10 Lessons From 10 Years at Alfred:

  1. Be extremely clear on what you really want and repeat it. Understanding why you’re doing something—whether it’s wealth creation, expanding access, or breaking new ground—is the foundation for everything. That clarity fuels your decisions, actions, and culture.
  2. Be relentless from a place of care. When you truly care about what you’re building, putting in the time and energy feels natural. Care is the fuel for endurance.
  3. Reality beats the plan. The journey is never linear. Often, the best opportunities arise from the unexpected turns, and those are the moments that make it worth it.
  4. Focus on one thing. Zeroing in on the most important goal provides clarity for everyone in the organization. Make sure each person knows their ‘one thing’ and how it ladders up to the bigger picture.
  5. Manage your own psychology. The hardest skill to learn as a leader is how to manage yourself.

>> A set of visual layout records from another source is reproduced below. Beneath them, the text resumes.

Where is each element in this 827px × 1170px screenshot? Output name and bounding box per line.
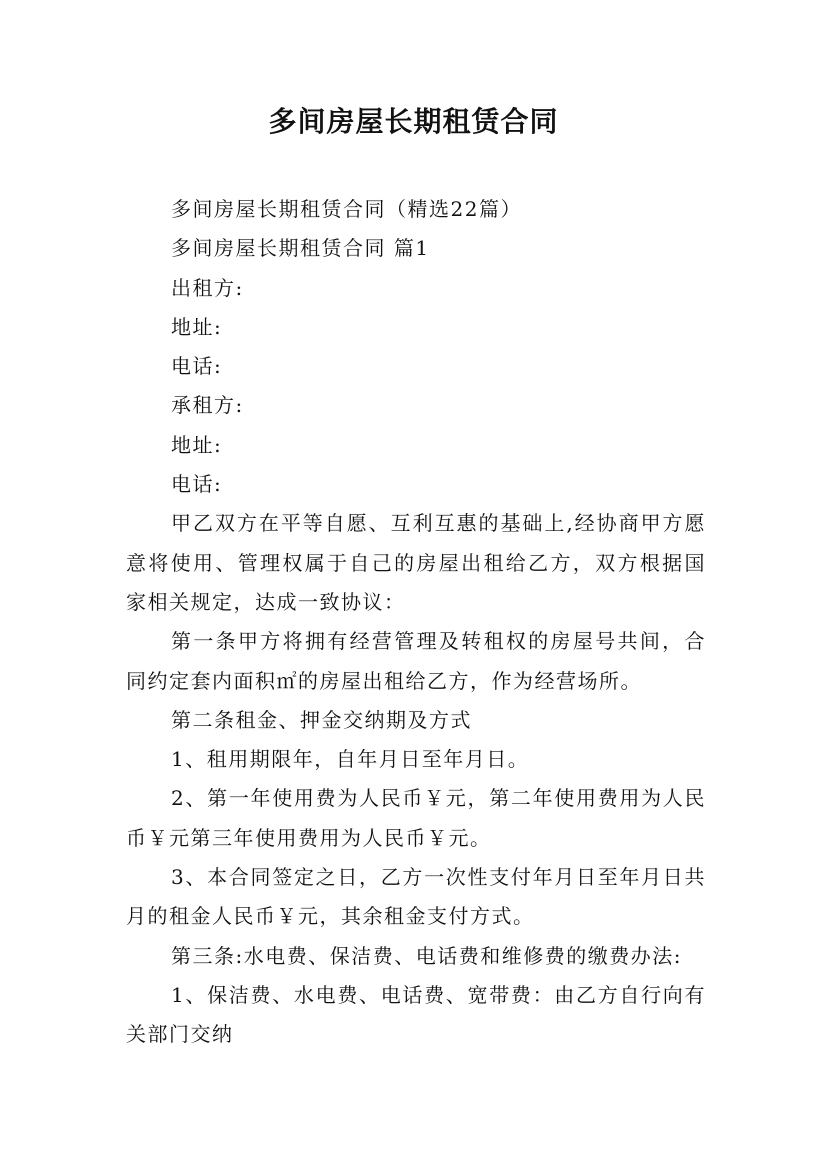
article-1-paragraph: 第一条甲方将拥有经营管理及转租权的房屋号共间，合同约定套内面积㎡的房屋出租给乙方，作为经营场所。: [126, 629, 706, 693]
lessee-label: 承租方:: [171, 393, 244, 418]
document-body: [126, 190, 706, 1055]
lessee-address-label: 地址:: [171, 432, 223, 457]
lessor-address-label: 地址:: [171, 314, 223, 339]
article-2-item-3: 3、本合同签定之日，乙方一次性支付年月日至年月日共月的租金人民币￥元，其余租金支付方式。: [126, 865, 706, 929]
lessee-phone-label: 电话:: [171, 472, 223, 497]
article-3-item-1: 1、保洁费、水电费、电话费、宽带费：由乙方自行向有关部门交纳: [126, 982, 706, 1047]
preamble-paragraph: 甲乙双方在平等自愿、互利互惠的基础上,经协商甲方愿意将使用、管理权属于自己的房屋出租给乙方，双方根据国家相关规定，达成一致协议：: [126, 511, 706, 614]
document-title: 多间房屋长期租赁合同: [268, 105, 559, 138]
article-2-item-1: 1、租用期限年，自年月日至年月日。: [171, 747, 530, 772]
section-heading: 多间房屋长期租赁合同 篇1: [171, 236, 430, 261]
article-2-heading: 第二条租金、押金交纳期及方式: [171, 707, 472, 732]
lessor-label: 出租方:: [171, 275, 244, 300]
lessor-phone-label: 电话:: [171, 354, 223, 379]
article-2-item-2: 2、第一年使用费为人民币￥元，第二年使用费用为人民币￥元第三年使用费用为人民币￥元。: [126, 786, 706, 850]
article-3-heading: 第三条:水电费、保洁费、电话费和维修费的缴费办法:: [171, 943, 682, 968]
subtitle: 多间房屋长期租赁合同（精选22篇）: [171, 197, 522, 221]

Building self-awareness and emotional resilience are essential for navigating the ups and downs of entrepreneurship.
  6. Stay in the arena. It’s easy to criticize or quit. But staying in the fight, even when it’s hard, is where the breakthroughs happen. We’re here ten years later because we kept showing up.
  7. Don’t lie to yourself. Balancing a clear understanding of reality with an unwavering belief in what’s possible is critical. You need both to make sound decisions and drive creativity.
  8. It’s always about the people. The right team makes all the difference. Every success we’ve had was because of our great team. Every failure, on the other hand, usually came from a misstep in people decisions. Prioritize your people and invest in them.
  9. Know your customer inside out. The best ideas come from deeply understanding your customer’s needs. Building alongside your customer ensures you’re solving the right problems, even when the answers aren’t obvious.
  10. Build support around you. No one succeeds alone. Surround yourself with a system of support across both personal and professional fronts, and evolve that system as you grow. Have a team for yourself and a team for your team. This will help you navigate the tough times and celebrate the wins.

As we reflect on our first decade at Alfred, we’re incredibly grateful for the team, partners, and customers who have been with us on this journey. The last 10 years have been an amazing adventure—and the next 10 look even brighter.